A small grocery store called
Duckweed Urban Market, which now has a location on Tampa Street, plans to open a branch in The Place at 912 Channelside, which will partially fill the grocery gap for two years or more until the Publix opens, he says.
Powerhouse Gym draws hundreds of people, not just those who live nearby.
One issue, McDonaugh says, is Channelside Drive itself. It should be a visual treat, and it isn’t.

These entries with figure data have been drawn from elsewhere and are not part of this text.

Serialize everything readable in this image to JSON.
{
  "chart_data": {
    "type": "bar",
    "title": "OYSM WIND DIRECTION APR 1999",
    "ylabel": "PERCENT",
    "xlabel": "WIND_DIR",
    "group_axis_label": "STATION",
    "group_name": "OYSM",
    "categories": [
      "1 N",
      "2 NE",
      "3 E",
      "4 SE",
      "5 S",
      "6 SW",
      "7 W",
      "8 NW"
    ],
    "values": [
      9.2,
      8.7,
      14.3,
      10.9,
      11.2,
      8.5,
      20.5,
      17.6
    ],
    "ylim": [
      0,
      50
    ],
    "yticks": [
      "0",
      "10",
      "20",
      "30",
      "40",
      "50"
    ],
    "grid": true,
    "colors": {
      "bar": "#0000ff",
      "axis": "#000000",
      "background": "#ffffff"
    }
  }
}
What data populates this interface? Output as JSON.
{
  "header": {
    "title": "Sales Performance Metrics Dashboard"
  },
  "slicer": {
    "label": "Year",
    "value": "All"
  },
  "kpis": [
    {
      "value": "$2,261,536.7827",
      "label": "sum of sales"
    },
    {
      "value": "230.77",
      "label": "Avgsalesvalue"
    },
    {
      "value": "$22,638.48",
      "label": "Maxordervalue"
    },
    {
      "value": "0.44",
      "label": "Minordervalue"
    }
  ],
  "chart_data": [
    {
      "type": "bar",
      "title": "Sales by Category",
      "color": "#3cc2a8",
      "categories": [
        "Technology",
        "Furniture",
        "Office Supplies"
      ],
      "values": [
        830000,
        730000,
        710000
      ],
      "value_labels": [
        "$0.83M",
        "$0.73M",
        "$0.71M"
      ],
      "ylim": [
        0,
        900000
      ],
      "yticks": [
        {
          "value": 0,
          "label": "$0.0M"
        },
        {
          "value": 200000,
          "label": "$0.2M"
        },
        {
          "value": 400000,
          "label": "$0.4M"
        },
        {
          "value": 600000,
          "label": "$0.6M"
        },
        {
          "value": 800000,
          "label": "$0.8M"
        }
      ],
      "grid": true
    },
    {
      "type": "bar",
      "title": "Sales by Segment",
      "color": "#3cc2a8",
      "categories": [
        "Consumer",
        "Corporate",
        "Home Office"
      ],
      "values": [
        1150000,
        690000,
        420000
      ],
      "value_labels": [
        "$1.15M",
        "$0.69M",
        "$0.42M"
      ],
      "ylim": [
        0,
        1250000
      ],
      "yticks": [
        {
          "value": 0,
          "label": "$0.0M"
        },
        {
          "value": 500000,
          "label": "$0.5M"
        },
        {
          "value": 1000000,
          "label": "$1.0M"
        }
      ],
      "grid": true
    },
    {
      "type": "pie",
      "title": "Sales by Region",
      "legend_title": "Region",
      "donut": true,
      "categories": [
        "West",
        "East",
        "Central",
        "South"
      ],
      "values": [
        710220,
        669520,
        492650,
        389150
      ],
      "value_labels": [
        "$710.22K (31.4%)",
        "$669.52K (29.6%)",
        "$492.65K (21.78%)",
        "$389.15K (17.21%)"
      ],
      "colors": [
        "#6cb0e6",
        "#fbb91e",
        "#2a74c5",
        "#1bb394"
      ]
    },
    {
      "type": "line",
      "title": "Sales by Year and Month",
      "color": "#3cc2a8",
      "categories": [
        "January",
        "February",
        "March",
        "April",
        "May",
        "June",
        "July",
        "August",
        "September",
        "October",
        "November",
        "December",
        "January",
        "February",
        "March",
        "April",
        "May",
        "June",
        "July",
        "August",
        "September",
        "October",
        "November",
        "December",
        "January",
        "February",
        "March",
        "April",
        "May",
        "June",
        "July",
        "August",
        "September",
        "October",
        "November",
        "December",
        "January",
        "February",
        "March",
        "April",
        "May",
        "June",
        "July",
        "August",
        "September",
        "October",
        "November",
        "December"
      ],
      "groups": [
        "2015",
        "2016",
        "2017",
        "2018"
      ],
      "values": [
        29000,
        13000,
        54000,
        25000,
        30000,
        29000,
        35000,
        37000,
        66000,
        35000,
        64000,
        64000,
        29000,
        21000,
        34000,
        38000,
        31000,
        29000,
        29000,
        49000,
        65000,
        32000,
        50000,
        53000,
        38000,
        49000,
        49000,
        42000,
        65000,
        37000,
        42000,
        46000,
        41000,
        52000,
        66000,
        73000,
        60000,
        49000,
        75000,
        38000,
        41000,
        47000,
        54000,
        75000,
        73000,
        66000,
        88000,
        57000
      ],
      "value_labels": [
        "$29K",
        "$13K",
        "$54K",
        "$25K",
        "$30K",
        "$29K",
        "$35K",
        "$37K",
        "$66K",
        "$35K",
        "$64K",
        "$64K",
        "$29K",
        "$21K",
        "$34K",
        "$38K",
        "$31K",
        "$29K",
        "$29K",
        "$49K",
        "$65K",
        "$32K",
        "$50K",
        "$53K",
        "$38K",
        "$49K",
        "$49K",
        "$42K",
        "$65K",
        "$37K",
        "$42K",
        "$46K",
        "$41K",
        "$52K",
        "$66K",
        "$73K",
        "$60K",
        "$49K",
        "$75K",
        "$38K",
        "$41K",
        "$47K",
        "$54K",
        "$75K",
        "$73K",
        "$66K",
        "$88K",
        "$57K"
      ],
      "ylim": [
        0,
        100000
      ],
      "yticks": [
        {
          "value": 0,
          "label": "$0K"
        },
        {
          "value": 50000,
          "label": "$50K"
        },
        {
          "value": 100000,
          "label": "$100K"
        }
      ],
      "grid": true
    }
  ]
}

He questions whether it could ever be a showplace like Bayshore Boulevard, but says it needs at minimum landscaping on both sides and the median, comparable to Ashley Drive.
The city doesn’t currently have such plans, but the Port plans do include renovation of Channelside Drive.
McDonaugh says realization of what he called the Port’s “vision plan” is well into the future -- “There has to be an awful lot of infrastructure for that to be completed.”
Residential towers 75 stories tall, he says, would dwarf any other structures in Tampa, where the tallest downtown building is 42 stories and the tallest residential building is 25. He says he considers the plan more an attention-getter than a near-term work plan.
Meanwhile, probably in the shorter term, Vinik’s plans will attract more and more workers to the area, many of them able to afford the sky-high rents the new apartments in the city are commanding, $2 or more per square foot per month.
“That’s a whole new wave of people working in that area who are going to want to live there,” he says. “The demand for housing is going to be robust over the next few years.”